Pada 2016 silam, peneliti lain kembali mencoba menciptakan kontrasepsi oral lain untuk laki-laki. Lagi-lagi, pil tersebut menunjukkan efek samping berupa perubahan mood dan depresi. Sementara dari studi berbeda, kontrasepsi suntik laki-laki menimbulkan efek samping munculnya jerawat dan peningkatan libido. 

Kendala-kendala macam ini kerap kali membuat mandek pengembangan kontrasepsi alternatif untuk laki-laki. Padahal pada saat bersamaan, selama puluhan tahun, perempuan telah mengonsumsi pil kontrasepsi yang juga bukan tanpa efek samping.

Mual, sakit kepala, ketidaknyamanan pada payudara, pendarahan tiba-tiba di luar masa haid, peningkatan berat badan, gairah seks menurun, dan perubahan mood adalah gejala yang sering dikeluhkan perempuan saat mengonsumsi pil KB. Gejala-gejala yang muncul dengan menggunakan KB suntik pun dapat setali tiga uang dengan penggunaan pil KB. 

Penggunaan IUD pun membawa risiko tersendiri bagi perempuan. Masalah saat menstruasi, IUD yang menusuk uterus, dan IUD yang terlepas dari uterus adalah contoh-contoh problem yang bisa terjadi saat perempuan memilih metode KB ini. Ditambah lagi, tidak sedikit biaya yang mesti dikeluarkan untuk memasang IUD.

Mudah saja mungkin orang berpikir, cukup gunakan kondom laki-laki, maka selesai masalah pengendalian kehamilan. Namun kenyataannya, efektivitas kondom tidak mencapai 100 persen. Lebih-lebih bila kondom tidak dipasang dengan benar, efektivitas pencegahan kehamilan dengan metode ini mencapai 82 persen saja.

Artinya, 18 dari 100 orang akan tetap hamil bila pasangannya hanya mengandalkan penggunaan kondom laki-laki. Belum lagi keadaan tertentu seperti alergi perempuan terhadap produk lateks. Bila dipaksakan digunakan sebagai satu-satunya metode KB, yang ada ialah ketidaknyamanan saat bercinta.

Deretan konsekuensi yang mesti siap ditanggung perempuan ini menunjukkan bahwa dalam hal pengendalian kehamilan, kerap kali mereka mengemban beban lebih berat.

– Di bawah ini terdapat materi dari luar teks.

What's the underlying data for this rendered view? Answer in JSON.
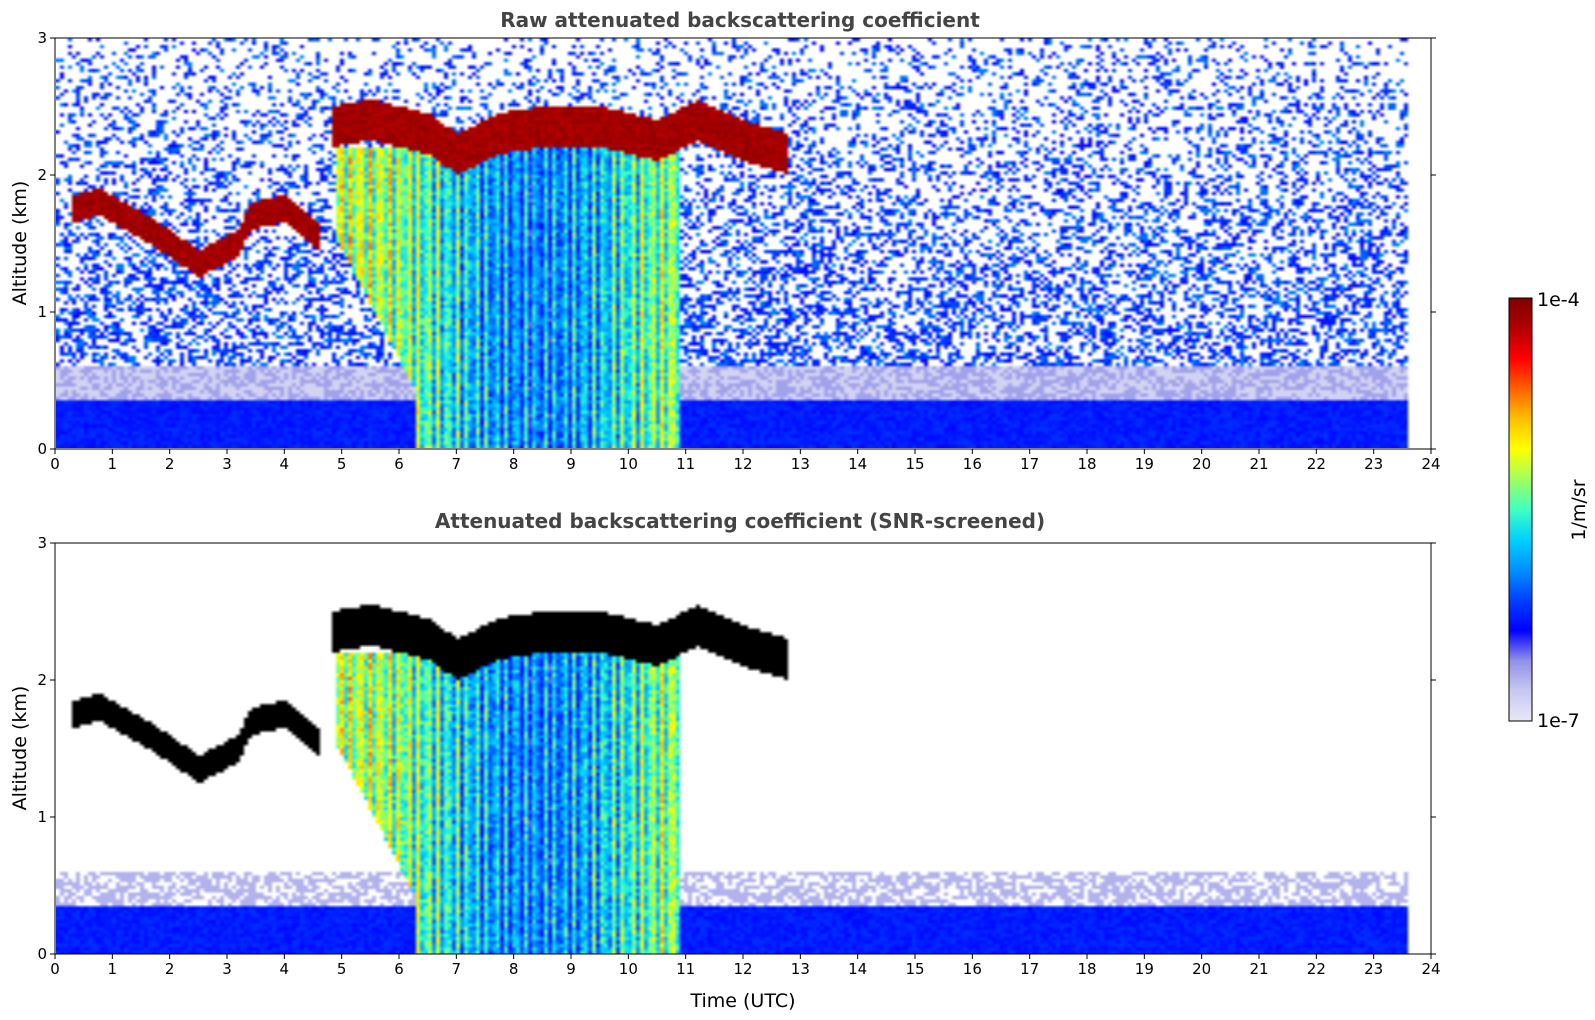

Ketimpangan adalah hal yang jarang sekali disoroti dari wacana pengendalian kehamilan.

Orang-orang lebih melumrahkan efek samping yang diterima perempuan dibanding laki-laki dan ini terus berlangsung hingga sekarang, seolah tidak ada yang salah dengan hal tersebut.

Bila pasangan tidak menggunakan metode KB apa pun dan KTD terjadi, kebanyakan dari mereka lebih memilih membiarkan kehamilan sampai anak lahir, dan mau tidak mau membesarkan si anak. Pilihan aborsi cenderung dihindari lantaran tidak mau dicemooh masyarakat bila sampai ketahuan.

Apakah perempuan masih bisa menegakkan prinsip tubuhnya adalah otoritasnya? Kalaupun ya, ia mesti siap dengan sanksi-sanksi sosial, mulai dari pandangan miring sampai peminggiran. Sebab, hingga kini masyarakat umumnya melihat tubuh bersifat sosial, tidak bisa lepas dari aneka norma dan regulasi yang ada.